Pong in F#

Why make Pong in F#?

Over the past month or so I have been grinding away learning about Functional Programming through the coursera program Programming Languages. It was a fantastic journey getting such a deep insight into the different paradigms and languages, and I highly recommend the course to anyone wanting to learn Functional principles from the ground up. However this is my first kinda large application where I can experience a problem, understand what I need from the solution and applying the solution, and repeat until the whole project is finished.

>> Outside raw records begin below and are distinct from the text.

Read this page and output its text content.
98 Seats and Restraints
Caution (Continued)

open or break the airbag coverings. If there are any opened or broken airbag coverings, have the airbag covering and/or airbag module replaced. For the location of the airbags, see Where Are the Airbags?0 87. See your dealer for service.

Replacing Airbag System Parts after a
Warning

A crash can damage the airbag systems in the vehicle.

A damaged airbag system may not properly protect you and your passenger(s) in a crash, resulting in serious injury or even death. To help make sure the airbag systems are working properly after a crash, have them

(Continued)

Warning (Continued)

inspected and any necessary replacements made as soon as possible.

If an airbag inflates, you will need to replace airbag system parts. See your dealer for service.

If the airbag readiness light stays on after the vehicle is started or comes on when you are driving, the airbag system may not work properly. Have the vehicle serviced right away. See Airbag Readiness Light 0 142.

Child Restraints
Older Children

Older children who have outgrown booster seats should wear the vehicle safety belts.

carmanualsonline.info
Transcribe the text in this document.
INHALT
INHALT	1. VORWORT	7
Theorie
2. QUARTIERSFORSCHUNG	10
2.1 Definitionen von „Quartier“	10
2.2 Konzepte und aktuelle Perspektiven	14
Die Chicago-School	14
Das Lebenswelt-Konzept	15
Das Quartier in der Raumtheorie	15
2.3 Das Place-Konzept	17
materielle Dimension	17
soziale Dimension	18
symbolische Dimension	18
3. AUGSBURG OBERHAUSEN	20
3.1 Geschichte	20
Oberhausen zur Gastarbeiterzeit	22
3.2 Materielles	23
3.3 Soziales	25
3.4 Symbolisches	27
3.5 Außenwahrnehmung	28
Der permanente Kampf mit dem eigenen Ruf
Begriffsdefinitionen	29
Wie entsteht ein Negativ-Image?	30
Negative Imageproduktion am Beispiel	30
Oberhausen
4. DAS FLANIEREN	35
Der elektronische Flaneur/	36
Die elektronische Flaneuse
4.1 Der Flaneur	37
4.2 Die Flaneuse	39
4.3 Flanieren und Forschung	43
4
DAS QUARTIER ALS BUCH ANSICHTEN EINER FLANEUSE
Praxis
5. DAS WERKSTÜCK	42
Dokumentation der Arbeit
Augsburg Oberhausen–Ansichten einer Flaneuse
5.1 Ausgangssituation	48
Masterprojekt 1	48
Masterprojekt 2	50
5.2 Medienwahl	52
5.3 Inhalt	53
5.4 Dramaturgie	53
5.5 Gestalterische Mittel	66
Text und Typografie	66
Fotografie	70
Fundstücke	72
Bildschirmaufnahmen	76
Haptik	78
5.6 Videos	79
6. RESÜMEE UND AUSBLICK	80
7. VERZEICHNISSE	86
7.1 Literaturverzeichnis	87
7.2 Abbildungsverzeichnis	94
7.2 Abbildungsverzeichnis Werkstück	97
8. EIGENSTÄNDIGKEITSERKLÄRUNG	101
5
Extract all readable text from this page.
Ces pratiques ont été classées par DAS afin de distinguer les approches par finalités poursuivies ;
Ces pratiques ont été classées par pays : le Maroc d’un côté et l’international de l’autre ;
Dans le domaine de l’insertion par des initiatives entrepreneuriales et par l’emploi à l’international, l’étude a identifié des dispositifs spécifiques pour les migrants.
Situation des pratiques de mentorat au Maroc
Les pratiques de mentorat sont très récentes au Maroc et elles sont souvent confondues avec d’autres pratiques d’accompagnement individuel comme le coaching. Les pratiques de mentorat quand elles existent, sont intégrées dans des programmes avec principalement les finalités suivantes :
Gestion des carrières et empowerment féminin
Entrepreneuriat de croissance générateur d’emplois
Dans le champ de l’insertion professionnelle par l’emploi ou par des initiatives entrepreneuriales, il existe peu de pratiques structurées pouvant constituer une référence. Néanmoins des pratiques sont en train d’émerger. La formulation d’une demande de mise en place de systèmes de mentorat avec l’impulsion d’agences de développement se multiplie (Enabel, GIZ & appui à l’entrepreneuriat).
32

I knew how to build the “outline” of Pong so the major issues will come from understanding the tools rather than the specification of the program.

Where I started

“Boilerplate”

Due to the lack of understand of the core fundamentals of the language I based a large amount of the boilerplate code on a repository by andreasfrom who built a snake game in F#. It was rather handy in that it provided me with ways to draw, movement, the gameloop itself etc.

The tools I used

I used Visual Studio (VS) 2015 to work on and build the project. As a first time VS user, I found it a very useful tool with just a few differences that I was unfamiliar with such as file the file management window (aptly titled the Solution Explorer). The most handy feature on VS was the ability to know the type of the functions with a single hover, as well as the inbuilt REPL where I could run any function independent of the other functions.

What did I learn

The Game “loop”

A very trippy attribute of game developing in F# was the fact that instead of a massive while loop where all of the functions ran, there was a recursive function which took in the ball and players, modified each with the given functions, drew them to the screen and input the newly modified versions back into itself.

Deeper intuition for Types

I had read so much about types, attempting to make sense of why there were so important to many functional developers, for example on one of the podcasts I listened to one of the researchers communicated with the compiler rather than against it using types to portray what they where trying to do. I did not understand what they meant, but I wanted to know.

It wasn’t until I started using them actively in the project did I realise how inherently useful they were. For example, I originally planned to have two distinguishing types of objects within the game, the player object and the ball object, however as I was adding functionality to the ball I realised that if a player was made with the same attributes as the ball, the same functions could be utilised. In order test my observation, I used the functions around the ball I had already built at this point, I built a player as well as some functionality around the player to input up and down commands using the keyboard, and didn’t look at the implementation of the MoveObject function but instead looked at the type it took and returned (eg BallObject -> BallObject) . Of course it did the exact same thing to the player as it did to the ball. However I think the primary benefits I find come from when I have not built the project myself and, when building functionality, I can just glance at the types to know that the function will do what I expect with whatever I put into it.

I am hesitant to leave this section in because it does seem very simplistic, put this in get this out, but it honestly did come as a revelation to me at the time and hope it may benefit someone in the future.

Mutating the Immutable the problem

One of the issues that I had which I discovered was highly relevant to game developing in a functional language was returning the whole item every time I wanted to modify something within. On the bright side, this did make me realise that that is all functional programming is, taking some type of state and morphing it to the prefered state. In this case, once the ball was rolling, the ball and both players were in a new state after every single iteration (recursion?) of the GameLoop.

Reflections

Focus on Functionality

In the future, when doing a personal functional project, I would like to make a primary focus on building something more “functional”. What do I mean by that? Well, I am not entirely sure yet, I do know that there were several impure approaches I made to developing this game such as the morphableDirection variable. I have this in place because I could not think of an alternative, it gave me the chance to check a value and change the state of the function given that value while program was still running. From what I currently understand, there are ways to fix this issue with tools such as the IO monad from Haskell.

Focusing on purity is for a personal benefit of understanding the functional paradigm and not for any practical application as of yet.

Mutating the Immutable the Solution

I did ask if the issue of having to heave around so much every time can be solved, and the solution came from Haskell developers. They told me that this is one of the reasons for lenses ie creating a exact copy of the data with just the information you want changed morphed. This sounds great however the Haskell developers also made sure to tell me that it could not be done in F#.

Greater Modularity

The player and ball acted too much like objects, I think this comes down to how I come from an OO background, I thought of the ball and player as objects rather than functions. To partially remedy this, I will need create more modular interacting functions such as the direction as one function and the position as another an only combine them when necessary, not all of the time.

My Future Project

Because of my want to continue to understand Functional Development, I have now started a new pong project in Haskell. In this way, I am forced to build purity into the game, I will make a blog article later about my experiences with Haskell and a comparison with F# development.